Todavia, mesmo quando os líderes empresariais tentam efectuar mudanças significativas nos negócios que operam, continuam a ser muitos os que se mantêm preocupados com a sua viabilidade a longo prazo. Apesar de se mostrarem mais optimistas em relação ao crescimento económico global do que no ano passado, 45% deles ainda não se sentem confiantes de que as suas empresas sobreviveriam mais uma década tendo em conta a sua trajectória actual.
Mas e no geral, o ímpeto de reinvenção está a intensificar-se, mesmo que os CEOS esperem mais pressão nos próximos três anos do que nos cinco anos anteriores, devido à tecnologia, às alterações climáticas e a quase todas as outras megatendências que afectam os negócios globais.
E é por isso que, segundo a PwC, o clima, os valores empresariais, a confiança e a evolução contínua das necessidades e expectativas das partes interessadas estão todos interligados e são parte integrante de um modelo empresarial reinventado. Equilibrar esta agenda interligada é um mandato difícil sem respostas fáceis. No entanto, o que salta à vista neste relatório é que os CEOs e as suas equipas parecem ansiosos por aceitar o desafio, uma vez que aspiram a criar valor para os seus clientes, empregados e sociedade.
Vejamos o essencial do inquérito deste ano..
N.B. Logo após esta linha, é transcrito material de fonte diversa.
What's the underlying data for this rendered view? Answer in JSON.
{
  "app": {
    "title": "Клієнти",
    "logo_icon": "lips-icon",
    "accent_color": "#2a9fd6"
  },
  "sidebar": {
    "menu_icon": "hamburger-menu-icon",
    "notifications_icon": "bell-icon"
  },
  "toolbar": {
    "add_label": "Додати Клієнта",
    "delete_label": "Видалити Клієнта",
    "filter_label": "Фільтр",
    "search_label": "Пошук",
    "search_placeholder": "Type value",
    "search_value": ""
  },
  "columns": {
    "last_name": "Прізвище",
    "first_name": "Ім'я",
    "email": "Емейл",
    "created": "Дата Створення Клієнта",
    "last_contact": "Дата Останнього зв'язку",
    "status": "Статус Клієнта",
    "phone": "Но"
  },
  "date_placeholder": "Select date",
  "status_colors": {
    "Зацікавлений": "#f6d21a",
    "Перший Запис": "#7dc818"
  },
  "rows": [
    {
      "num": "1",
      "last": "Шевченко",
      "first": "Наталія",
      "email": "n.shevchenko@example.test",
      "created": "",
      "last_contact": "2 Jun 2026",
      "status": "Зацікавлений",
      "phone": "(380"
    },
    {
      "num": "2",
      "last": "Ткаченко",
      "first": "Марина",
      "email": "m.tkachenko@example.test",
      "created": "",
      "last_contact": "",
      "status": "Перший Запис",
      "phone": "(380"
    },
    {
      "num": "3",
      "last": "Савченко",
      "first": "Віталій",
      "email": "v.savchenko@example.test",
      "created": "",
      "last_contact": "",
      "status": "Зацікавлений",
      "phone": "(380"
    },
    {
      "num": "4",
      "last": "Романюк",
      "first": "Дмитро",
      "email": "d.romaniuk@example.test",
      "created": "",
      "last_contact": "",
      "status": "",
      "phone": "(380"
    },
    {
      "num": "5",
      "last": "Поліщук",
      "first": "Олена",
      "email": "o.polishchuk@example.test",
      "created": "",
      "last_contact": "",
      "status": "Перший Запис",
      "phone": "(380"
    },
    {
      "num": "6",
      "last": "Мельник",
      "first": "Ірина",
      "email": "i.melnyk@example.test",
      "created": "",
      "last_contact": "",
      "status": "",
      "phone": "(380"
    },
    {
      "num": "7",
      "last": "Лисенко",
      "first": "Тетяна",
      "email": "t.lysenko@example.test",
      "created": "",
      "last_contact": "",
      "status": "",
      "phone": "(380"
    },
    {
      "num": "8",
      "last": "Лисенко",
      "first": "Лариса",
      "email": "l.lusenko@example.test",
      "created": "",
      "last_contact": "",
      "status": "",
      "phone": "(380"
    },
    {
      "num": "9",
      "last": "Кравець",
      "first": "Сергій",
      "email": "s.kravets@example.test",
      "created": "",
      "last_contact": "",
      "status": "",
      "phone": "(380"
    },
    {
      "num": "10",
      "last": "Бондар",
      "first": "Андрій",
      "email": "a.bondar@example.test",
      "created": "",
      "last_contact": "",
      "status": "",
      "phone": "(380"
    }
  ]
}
Com o aumento da pressão para se adaptarem, são cada vez mais os líderes que dão prioridade a grandes mudanças para apoiar a reinvenção do modelo empresarial
A disrupção tecnológica, as alterações climáticas e outras megatendências globais em aceleração continuam a obrigar os CEOSs a uma adaptação contínua. Não é assim de estranhar que 97% dos inquiridos afirmam ter tomado algumas medidas para mudar a forma como criaram, forneceram e captaram valor nos últimos cinco anos. Durante esse período, 76% dos CEOSs tomaram pelo menos uma medida que teve um impacto significativo ou muito significativo no modelo de negócio da sua empresa. Esta constatação reflecte um crescente inquietação, uma vez que, e tal como já acima enunciado, 45% dos inquiridos duvidam que a actual trajectória da sua empresa a mantenha viável para além da próxima década, face a 39% no ano anterior.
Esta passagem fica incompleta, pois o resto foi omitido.